Put this in a loop e.g. in C for(n=16; n<=128; n=n*2)
Note how the error decreases as n increases.
h = 1/n
your_value = h * ((sin(0)+sin(1.0))/2 + sum i=1..n-1 sin(i*h))
1.b) Use the Gauss Legendre method with 8 and 16 points.
Copy the function gaulegf from your choice of language
or convert to your choice of language. Be sure to keep
the #undef abs and #define abs in “C” code.
double x, w
n=8 then again for n=16
gaulegf(0.0, 1.0, x, w, n)
your_value = 0.0
for(j=1; j<=n; j++)
your_value = your_value + w[j]*sin(x[j])
Note the significantly smaller error than for trapezoid.

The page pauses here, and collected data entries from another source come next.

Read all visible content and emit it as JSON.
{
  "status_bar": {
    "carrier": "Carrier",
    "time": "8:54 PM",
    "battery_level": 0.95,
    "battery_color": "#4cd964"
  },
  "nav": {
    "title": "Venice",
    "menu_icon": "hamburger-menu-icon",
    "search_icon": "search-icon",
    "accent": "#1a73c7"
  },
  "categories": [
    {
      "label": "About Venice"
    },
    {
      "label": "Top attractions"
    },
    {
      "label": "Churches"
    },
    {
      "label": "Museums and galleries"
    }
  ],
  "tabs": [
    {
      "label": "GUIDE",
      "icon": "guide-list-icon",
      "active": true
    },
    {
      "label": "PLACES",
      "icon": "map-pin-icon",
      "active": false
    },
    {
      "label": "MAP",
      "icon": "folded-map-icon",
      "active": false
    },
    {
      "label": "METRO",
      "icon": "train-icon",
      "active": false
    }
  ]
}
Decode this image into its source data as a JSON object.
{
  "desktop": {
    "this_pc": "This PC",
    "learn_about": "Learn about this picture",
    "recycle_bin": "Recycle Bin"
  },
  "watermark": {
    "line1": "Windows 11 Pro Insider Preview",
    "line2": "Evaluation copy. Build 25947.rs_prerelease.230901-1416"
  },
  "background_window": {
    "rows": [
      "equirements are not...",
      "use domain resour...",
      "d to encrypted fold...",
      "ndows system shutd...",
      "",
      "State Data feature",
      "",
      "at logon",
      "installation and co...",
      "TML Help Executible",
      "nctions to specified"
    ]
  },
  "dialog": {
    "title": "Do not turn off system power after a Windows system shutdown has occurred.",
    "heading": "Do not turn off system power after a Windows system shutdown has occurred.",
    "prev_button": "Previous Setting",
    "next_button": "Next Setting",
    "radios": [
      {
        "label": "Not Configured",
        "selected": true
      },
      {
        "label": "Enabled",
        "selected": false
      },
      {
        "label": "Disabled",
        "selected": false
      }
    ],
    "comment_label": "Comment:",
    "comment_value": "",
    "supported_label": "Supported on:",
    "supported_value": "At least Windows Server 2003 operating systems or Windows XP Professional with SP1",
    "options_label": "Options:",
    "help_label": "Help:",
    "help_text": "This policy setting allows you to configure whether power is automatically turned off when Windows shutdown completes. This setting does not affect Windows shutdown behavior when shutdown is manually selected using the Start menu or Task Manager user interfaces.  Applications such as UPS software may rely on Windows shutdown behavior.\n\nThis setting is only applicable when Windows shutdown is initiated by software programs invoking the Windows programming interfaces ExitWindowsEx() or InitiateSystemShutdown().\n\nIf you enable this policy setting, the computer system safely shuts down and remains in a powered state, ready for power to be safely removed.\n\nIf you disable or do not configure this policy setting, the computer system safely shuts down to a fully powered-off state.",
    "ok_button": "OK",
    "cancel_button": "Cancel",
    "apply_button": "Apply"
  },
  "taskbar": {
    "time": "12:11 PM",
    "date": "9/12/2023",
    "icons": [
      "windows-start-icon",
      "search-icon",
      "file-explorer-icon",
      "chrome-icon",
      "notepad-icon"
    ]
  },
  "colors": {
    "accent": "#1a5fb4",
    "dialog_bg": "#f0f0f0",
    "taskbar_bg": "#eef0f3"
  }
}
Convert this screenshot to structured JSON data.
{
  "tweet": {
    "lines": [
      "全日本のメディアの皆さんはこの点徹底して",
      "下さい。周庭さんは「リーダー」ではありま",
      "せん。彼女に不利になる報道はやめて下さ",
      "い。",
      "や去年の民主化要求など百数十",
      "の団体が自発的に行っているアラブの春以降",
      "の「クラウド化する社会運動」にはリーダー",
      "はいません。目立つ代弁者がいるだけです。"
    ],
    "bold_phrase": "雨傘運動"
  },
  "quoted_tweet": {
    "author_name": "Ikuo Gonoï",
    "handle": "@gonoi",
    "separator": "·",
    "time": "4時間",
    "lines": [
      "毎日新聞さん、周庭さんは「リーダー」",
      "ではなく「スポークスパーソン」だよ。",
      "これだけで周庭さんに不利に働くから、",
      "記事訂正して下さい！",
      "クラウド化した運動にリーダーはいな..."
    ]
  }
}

2. Write a small program in the language of your choice to
numerically compute, to at least 3 significant digits,
the area that is outside Circle 1 and inside both Circle 2
and Circle 3,e.g. inside if x^2+y^2<9, outside if x^2+Y^2>9
Circle 1 center at (2,2) radius 1 (x-2)^2+(y-2)^2=1^2
Circle 2 center at (0,2) radius 2 x^2+(y-2)^2=2^2
Circle 3 center at (0,0) radius 3 x^2+y^2=3^2
Method: count the dots in the area and multiply count by the
area of a square. Run with a grid 0.1, 0.01, and 0.001,
print count of dots and area for each grid size,
to see if your computation is converging. Obviously, if the
left hand side of the equation is larger than the right
hand side of the equation, the point is outside the circle.
Obviously 0.1 is not exactly representable, thus “=” is useless.
submit cs455 hw3 your-source your-output for 1a, 1b and 2
your-source and your-output ust be text files.
Do not submit a.out that is a binary file.
(Note: in problem 2, if you were given a function z=F(x,y) and
needed to compute the volume over the area, you would
probably combine part of problem 1 with problem 2.)